WHY DID JESUS HAVE TO DIE TO ATONE FOR SINS?


Jesus paid the debt we owed to God for our sins by dying on the cross for us. This is the Bible doctrine.
 
If death is bad, then so is non-existence. It follows then that it is wrong that Henry VIII's Seventh wife never existed. The notion of death being atonement for sin is totally crazy.
 
You can’t understand why Jesus had to die. None of the Christian explanations make any sense.
 
Others say that Jesus did not have to die but chose death as a sacrifice of love for God and he obeyed God in our place. He made it up to God for us. That does not really tell us why he had to die. We need a why and a good why. It is a serious matter.

Some say Jesus had to die to reveal the resurrection. This presupposes that belief in life after death is good for us. This is something that needs to be checked out independently of Christ. You cannot just suppose that it is good just because Jesus rose for it is not good then Jesus did not rise or the Devil made it look as if he did. The habit of being selective as to some of the questions that needs to be asked is the most irritating and dishonest habit and is universal in religion. Somebody else could have risen from the dead for him as a witness that Jesus was the Son of God so Jesus did not have to die.

Some say that God executed him for what we did so that he would not have to execute us! That is totally unfair. Some say that whether you commit one murder or ten you will suffer the one utmost penalty of the law which is death so Jesus was executed for all our sins and the sins of the whole world. But that is only the way we do things and that does not make it right if there is an alterative. It is not fair to impute our human standards to God in regard to justice because we can only go so far and God can punish with absolute perfect justice - if for example death is not enough he can punish after death until the chalice is filled. It is not fair for one death to atone for ten deaths but we can only go as far as we can. God is different for he could raise and kill Jesus trillions of times to atone for the sins of each person. The Bible stresses that the penalty of sin is death but death is not much of a punishment. You might as well say that falling asleep is a punishment. You might as well say that not being made and ever being brought into existence is a punishment. If the Bible were the word of God suffering would be the wages of punishment.

The atonement is a mystery. Christianity admits that we cannot understand it. When they say that faith is a personal revelation from God performed in a discreet fashion that Jesus was right to die for God in obedience to the revelations he received from God what right has any Christian to condemn anyone who gets a revelation saying that God wants babies slaughtered for a purpose only God can know? It would be bigotry and hatred to condemn that person. Most early Christians say that Jesus was sacrificed to the Devil. He was sacrificed to Satan all right but we see now in what spirit this sacrifice was made!
 
Atonement for sin is necessary not because it is a deterrent because we are to love God alone and losing our love for him should be the only deterrent. Atonement is not demanded for reforming us for we could do that just by choosing to do good. And if God helps us supernaturally by affecting our will then reforming is not much good because it is not all our own work – goodness is such a serious thing that to attribute it to the work of a God and not take all the credit for yourself is serious head-case fanaticism. Atonement is demanded for the sake of justice.

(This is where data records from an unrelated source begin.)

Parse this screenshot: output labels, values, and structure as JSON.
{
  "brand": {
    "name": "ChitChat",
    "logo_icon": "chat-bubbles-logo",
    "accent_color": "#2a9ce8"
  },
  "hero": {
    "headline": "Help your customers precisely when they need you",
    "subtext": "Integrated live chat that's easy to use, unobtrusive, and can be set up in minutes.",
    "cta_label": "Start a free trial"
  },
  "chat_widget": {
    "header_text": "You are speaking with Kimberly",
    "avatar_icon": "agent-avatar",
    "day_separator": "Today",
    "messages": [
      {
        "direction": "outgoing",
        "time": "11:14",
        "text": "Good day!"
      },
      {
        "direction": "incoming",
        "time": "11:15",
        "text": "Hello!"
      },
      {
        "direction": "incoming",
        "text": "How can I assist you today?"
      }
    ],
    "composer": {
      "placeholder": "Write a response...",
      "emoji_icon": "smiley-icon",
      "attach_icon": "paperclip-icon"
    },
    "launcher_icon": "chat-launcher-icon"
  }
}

Christians say, "If sin is infinitely serious then God cannot pardon it without getting atonement. To pardon it without demanding that it be made up for would be condoning it. A law that demands no price for breaking it is no law at all. It is just a law in name only. Its opposition to wrongdoing is superficial and false. It is hypocritical. It is sinful and unfair. So God has to demand that we pay for sin." But if this argument is correct it does not justify atonement for the reason that circumstances might forbid God from going down that road. The argument ignores the fact that justice demands only what can be done under the circumstances. It reads as an extreme attempt to get demanding that Jesus should die!

Christians say that we cannot pay this debt ourselves so Jesus had to pay it for us. If a mortal sin is infinite in evil then a good deed is infinite in good. One good deed atones for every sin that ever happened or can have happened. This is obvious but Christianity repudiates it. The Bible which says that salvation cannot be merited denies it. Any gospel of forgiveness denies it.

However, the good work must be as difficult as the sin was enjoyable. There is something vulgar about giving somebody a sweet to atone for a lifetime of inflicting misery. If you were really sorry you would do what you could. A small good work would only atone if you could not do a better one. If you were dying a smile of kindness would atone for all your sins for that is all you can do under the circumstances.

But how can you atone if you are already in sin? You would have to be a friend of God to atone but you can’t be until you are pardoned and if you are pardoned then you don’t need to atone. But God could give you conditional pardon. The pardon is given to enable you to atone and if you don’t atone promptly then it will be revoked.

Some say that if we give God even an eternity of good works to atone for a sin we are still only giving God what he would have to get even if we had never anything to atone for. We are not really making up for anything in that case (page 118, The Metaphor of God Incarnate). It is like owing somebody $5.00 and then just giving them this same $5 when you smash their window causing $5 worth of damage. That is why they say that Jesus had to do more than make up for sins – he had to pay a whole lot extra. But the problem is that if Jesus was God then he could not pay any more than infinite atonement for infinite sin. Nothing extra could be offered. He still only offered God what was due to God. When he couldn’t offer extra how could we? God would have to make do without the extra.
 
All Christians say that Jesus had to be God made man to suffer and die for our sins and our sins because they insult a God of unlimited goodness are unlimitedly that is infinitely evil. We couldn’t save ourselves and we needed to pay the price. So God became man to pay the price himself for us. Why couldn’t we pay? Because we are not God our good works are not of great value – they would not pay for the infinite seriousness of sin. Only God made man can do good works with infinite merit to cancel out the debt. From this we see that Jesus paid for our sins by his blood long before Calvary so Calvary was totally unnecessary. We have no explanation for it. It seems that when Paul and the early Christians declared that nothing mattered but the Cross of Christ they meant that Jesus was not God and so had to go through extreme agony to pay for our sins and die for them. How could the cross matter if Jesus had paid for our sins already?
 
The Christians have been conditioned to see Jesus' death as necessary for the removal of sin. It was not necessary at all.